The Earth Liberation Front (ELF) is part of a growing band of activists who are taking to extreme measures to protect the environment and animal rights.
In recent times, they have attacked biomedical laboratories, sent death threats to scientists, harassed whaling vessels and even desecrated graves, according to reports in Britain's Daily Telegraph.
In Britain, groups such as the Animal Liberation Front - a sister organisation of the ELF - waged a campaign of arson and vandalism during the four years it took to build a controversial £20 million (S$56 million) biomedical laboratory at Oxford University.
The laboratory, on which work started in 2004, was to house all of the university's existing animal-testing labs.
But the saboteurs did not confine their attacks to the new building, striking as well at university staff, students and independent contractors working in other fields.
A college boathouse was set ablaze, an explosive device was found in a sports pavilion and a number of professors who worked with animals received death threats and letter bombs.

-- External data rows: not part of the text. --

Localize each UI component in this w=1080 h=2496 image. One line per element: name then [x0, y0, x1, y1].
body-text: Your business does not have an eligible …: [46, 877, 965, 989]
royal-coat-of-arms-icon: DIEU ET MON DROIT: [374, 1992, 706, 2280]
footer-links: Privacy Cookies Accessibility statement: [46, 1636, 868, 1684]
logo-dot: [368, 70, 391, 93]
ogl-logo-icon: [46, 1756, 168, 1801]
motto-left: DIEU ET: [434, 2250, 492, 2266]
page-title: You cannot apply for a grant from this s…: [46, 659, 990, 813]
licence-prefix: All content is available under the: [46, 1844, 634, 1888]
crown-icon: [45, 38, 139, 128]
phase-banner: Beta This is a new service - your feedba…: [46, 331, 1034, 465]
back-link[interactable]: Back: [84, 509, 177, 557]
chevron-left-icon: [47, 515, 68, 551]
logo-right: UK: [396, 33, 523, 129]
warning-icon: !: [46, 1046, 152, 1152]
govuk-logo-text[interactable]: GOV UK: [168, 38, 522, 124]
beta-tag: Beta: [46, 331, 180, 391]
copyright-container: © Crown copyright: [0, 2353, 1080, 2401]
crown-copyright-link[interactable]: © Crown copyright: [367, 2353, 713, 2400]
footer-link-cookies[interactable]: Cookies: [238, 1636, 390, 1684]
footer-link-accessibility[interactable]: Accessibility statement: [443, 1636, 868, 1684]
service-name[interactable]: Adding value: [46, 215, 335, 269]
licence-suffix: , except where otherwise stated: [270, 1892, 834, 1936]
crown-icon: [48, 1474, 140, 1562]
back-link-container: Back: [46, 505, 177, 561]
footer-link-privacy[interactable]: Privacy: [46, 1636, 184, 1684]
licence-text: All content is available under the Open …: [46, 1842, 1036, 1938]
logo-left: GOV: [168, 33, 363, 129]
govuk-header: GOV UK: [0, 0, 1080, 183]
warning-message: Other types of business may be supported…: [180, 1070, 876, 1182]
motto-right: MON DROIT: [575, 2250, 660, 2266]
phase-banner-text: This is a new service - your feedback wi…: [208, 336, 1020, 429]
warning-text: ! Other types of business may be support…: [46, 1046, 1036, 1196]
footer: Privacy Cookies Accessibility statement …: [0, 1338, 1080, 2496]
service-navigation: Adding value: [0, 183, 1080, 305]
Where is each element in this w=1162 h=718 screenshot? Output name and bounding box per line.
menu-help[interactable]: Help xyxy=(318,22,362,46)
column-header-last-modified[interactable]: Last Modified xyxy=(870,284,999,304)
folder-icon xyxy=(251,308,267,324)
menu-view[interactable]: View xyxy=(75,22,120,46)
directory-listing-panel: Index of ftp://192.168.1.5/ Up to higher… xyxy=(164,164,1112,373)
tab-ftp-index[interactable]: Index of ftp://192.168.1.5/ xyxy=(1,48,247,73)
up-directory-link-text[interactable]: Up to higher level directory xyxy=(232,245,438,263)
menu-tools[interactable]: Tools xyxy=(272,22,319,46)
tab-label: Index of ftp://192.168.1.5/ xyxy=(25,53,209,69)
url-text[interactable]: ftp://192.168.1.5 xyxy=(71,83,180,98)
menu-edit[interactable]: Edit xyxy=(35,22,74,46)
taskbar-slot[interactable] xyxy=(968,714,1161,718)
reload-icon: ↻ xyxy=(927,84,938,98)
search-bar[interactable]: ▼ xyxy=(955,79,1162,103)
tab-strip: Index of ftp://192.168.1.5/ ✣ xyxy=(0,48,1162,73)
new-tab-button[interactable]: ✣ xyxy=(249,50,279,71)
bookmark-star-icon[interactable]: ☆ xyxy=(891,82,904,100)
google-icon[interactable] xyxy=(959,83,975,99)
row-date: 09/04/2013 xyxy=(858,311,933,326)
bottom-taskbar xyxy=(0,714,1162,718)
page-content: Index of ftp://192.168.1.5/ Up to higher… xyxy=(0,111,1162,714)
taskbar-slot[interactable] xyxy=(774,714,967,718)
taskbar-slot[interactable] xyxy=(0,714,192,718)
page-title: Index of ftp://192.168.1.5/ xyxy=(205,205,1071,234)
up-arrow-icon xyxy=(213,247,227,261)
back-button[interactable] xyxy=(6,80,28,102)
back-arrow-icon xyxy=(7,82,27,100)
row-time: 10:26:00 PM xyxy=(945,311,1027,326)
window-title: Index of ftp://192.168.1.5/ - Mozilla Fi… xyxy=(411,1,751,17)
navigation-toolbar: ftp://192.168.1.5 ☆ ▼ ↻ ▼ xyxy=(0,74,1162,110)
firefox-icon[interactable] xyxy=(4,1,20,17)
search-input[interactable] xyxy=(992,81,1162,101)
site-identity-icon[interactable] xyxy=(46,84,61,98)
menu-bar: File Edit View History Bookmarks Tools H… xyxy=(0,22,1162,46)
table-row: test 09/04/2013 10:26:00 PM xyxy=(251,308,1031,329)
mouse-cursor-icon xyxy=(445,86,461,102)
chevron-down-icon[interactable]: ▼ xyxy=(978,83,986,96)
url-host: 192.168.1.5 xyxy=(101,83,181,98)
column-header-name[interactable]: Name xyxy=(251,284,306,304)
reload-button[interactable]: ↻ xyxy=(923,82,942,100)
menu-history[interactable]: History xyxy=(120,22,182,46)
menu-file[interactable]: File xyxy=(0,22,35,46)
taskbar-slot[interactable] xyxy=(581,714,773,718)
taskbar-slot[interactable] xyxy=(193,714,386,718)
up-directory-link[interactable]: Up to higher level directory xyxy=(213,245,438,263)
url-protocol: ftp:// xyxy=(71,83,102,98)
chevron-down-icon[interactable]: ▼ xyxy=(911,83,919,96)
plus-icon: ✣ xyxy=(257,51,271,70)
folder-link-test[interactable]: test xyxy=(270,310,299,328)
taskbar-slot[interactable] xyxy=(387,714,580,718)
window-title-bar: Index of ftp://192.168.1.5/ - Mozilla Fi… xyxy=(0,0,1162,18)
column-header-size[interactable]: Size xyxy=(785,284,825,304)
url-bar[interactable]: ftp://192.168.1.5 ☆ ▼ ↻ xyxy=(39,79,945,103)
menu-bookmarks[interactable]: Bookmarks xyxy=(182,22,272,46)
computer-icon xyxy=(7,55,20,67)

In 2006, in Britain, the remains were found of a woman whose grave had been desecrated 19 months earlier by animal rights activists.
Mrs Gladys Hammond, who was 82 when she died, had a son who owned a farm breeding guinea pigs for medical research.
More recently, Japanese whaling ships have come under attack from an Australian group called the Sea Shepherd Conservation Society.
A formal complaint was made to Australia by Japan earlier this month after members of the group hurled chemicals and bottles of rancid butter onto the whaling ship Nisshin Maru in the Southern Ocean.
Three members of the Japanese vessel's crew had to be treated for irritation to their eyes from the rancid butter, which turns into butyric acid.